Algunos aspectos de este relato resultan encantadores en su inconsistencia, en su ingenuidad, incluso en su inverosimilitud, como cuando Gillie, el hijo del difunto Aldwyn, yace con los ojos cegados por el jugo de la pimienta verde y puede ver el espectro de su padre a los pies de la cama: el lector supone que ha de verlo con los ojos del corazón y entre la bruma del delirio. El pacto de verosimilitud se suspende en varios momentos de la narración —cómo es posible que la familia soporte lo que soporta al despótico Aldwyn, la velocidad a la que se manifiestan los espíritus en la sesión con la médium, el lazo romántico del destino de Ethel, incluso la redención de Aldwyn…— y, sin embargo, el texto se sigue leyendo con ese agrado que se experimenta ante la sencillez y la buena voluntad. Como si los lectores al forzar su credulidad narrativa, su voluntad de creer, se hiciesen buenos en la misma proporción. Los lectores desempeñan un papel similar al de los personajes de la novela: pasan del escepticismo malhumorado a la profesión de un credo espiritual donde las fantasmagorías y la religión no son incompatibles.

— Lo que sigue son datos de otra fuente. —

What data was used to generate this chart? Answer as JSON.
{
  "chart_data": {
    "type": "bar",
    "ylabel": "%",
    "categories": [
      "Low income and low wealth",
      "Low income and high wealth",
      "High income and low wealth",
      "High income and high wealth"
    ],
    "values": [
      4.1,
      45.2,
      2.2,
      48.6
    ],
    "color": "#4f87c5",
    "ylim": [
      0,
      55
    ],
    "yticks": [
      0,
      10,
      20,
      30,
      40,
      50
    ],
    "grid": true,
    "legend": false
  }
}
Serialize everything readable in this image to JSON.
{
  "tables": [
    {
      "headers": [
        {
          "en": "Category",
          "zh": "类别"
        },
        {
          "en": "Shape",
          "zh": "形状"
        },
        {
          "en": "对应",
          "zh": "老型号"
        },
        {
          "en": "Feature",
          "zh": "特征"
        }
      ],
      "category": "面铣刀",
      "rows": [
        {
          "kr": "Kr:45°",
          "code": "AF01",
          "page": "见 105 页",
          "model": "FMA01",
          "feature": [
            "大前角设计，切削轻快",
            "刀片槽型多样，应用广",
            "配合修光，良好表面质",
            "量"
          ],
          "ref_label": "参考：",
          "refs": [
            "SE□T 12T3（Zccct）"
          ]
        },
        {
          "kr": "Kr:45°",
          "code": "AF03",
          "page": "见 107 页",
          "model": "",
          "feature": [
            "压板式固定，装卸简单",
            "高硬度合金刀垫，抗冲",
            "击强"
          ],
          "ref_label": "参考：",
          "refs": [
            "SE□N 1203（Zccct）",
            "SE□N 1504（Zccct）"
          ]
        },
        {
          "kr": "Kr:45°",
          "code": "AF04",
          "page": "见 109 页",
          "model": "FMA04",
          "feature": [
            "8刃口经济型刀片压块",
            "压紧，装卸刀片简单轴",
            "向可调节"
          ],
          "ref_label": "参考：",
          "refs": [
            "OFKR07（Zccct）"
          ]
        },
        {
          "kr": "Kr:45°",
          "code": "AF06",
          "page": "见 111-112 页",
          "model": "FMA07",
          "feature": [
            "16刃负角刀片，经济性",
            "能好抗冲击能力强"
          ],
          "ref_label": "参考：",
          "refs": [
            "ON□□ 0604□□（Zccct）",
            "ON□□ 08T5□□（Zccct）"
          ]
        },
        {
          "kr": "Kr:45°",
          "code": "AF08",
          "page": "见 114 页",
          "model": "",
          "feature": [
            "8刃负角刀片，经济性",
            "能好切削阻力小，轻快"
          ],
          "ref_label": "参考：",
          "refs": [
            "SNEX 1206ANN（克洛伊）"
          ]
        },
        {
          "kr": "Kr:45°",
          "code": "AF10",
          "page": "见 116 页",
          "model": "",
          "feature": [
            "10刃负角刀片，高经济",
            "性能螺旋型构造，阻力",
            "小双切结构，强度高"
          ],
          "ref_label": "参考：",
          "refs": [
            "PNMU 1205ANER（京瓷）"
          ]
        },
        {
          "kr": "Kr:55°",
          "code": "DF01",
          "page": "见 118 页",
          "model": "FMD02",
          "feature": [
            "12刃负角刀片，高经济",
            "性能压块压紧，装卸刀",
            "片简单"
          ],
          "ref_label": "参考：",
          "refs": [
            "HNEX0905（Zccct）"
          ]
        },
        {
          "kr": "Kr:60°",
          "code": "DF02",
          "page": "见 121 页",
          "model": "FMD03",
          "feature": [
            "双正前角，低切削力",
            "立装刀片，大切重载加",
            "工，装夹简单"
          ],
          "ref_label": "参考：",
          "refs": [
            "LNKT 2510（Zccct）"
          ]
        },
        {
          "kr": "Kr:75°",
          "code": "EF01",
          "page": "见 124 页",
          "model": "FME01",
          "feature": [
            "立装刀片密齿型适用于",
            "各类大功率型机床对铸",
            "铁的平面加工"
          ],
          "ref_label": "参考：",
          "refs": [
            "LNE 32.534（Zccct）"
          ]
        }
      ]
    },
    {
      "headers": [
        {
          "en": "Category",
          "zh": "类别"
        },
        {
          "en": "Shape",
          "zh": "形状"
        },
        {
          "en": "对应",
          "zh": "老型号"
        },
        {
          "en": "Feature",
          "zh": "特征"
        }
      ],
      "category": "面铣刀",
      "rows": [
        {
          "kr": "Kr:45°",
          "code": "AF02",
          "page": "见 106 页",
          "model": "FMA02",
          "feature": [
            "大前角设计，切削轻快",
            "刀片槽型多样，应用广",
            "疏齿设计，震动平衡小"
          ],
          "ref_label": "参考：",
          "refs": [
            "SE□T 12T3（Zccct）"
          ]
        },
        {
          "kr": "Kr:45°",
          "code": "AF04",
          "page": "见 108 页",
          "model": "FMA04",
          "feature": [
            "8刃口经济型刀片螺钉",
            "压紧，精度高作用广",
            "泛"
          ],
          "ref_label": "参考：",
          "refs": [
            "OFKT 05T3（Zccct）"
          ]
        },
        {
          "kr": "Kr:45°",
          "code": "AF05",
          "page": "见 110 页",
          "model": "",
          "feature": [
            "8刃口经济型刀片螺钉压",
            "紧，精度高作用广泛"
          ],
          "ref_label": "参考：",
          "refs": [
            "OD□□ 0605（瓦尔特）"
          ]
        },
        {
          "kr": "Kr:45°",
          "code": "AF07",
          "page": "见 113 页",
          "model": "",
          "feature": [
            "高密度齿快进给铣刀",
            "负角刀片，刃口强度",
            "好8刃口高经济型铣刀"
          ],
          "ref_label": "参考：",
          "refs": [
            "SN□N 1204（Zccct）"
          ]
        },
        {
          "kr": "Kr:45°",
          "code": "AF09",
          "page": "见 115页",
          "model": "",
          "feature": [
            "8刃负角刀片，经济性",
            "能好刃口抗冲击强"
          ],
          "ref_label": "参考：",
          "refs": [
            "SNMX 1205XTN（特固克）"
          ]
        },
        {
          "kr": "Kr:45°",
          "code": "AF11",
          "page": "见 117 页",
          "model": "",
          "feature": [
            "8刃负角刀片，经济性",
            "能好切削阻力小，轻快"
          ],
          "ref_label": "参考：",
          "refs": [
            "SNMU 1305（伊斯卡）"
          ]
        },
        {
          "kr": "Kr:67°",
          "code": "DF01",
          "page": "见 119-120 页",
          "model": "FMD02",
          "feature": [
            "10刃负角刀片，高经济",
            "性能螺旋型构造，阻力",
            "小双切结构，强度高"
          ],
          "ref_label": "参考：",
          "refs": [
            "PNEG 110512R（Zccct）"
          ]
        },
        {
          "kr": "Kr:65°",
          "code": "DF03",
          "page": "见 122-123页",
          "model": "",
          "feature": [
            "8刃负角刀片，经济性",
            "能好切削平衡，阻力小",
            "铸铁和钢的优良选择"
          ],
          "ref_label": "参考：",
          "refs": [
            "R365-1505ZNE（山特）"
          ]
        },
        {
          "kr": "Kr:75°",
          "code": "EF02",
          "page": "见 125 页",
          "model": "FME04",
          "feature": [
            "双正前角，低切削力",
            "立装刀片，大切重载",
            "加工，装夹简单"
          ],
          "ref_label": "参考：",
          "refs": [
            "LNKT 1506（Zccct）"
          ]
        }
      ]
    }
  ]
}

El sentido del humor es otra nota constante en la novela. Resulta cómicala vanidad de Aldwyn y el comportamiento de esos amigos, que en vida lo adulaban y que en realidad persiguen fines tan espurios comorapiñar su biblioteca o hacerle proposiciones de matrimonio a su joven y bella viuda. Pero si hay un elemento sobresaliente en El mensaje del muerto es la superposición de planos y de focos narrativos; la maestría con que la autora compatibiliza las dimensiones visibles e invisibles de la realidad, presente, pasado y porvenir, el protagonismo de los personajes que ocupan la escena en cada momento del relato… El lector tiene siempre la sensación —y así ha de ser— de que Aldwyn y su ángel de la guarda lo están observando todo desde arriba. Aunque no se manifiesten o lo hagan solo en esos momentos estratégicos que permeabilizan la narración consiguiendo un permanente efecto de presencia fantasmagórica.
Al volver la última página de El mensaje del muerto, al lector le queda la duda de si existe la posibilidad de que los letraheridos, los cienciaheridos, los workaholic, los fanáticos de cualquier disciplina que ensimisme y conduzca a sus practicantes a vivir en un constante plano imaginario —vivir dentro de las metáforas y de los algoritmos sin poner jamás los pies en la tierra— pueden llegar a ser alguna vez buenas personas. Hay un cuestionamiento a priori por parte de Marryat respecto a los efectos morales de la lectura y del estudio. La duda es, como poco, inquietante.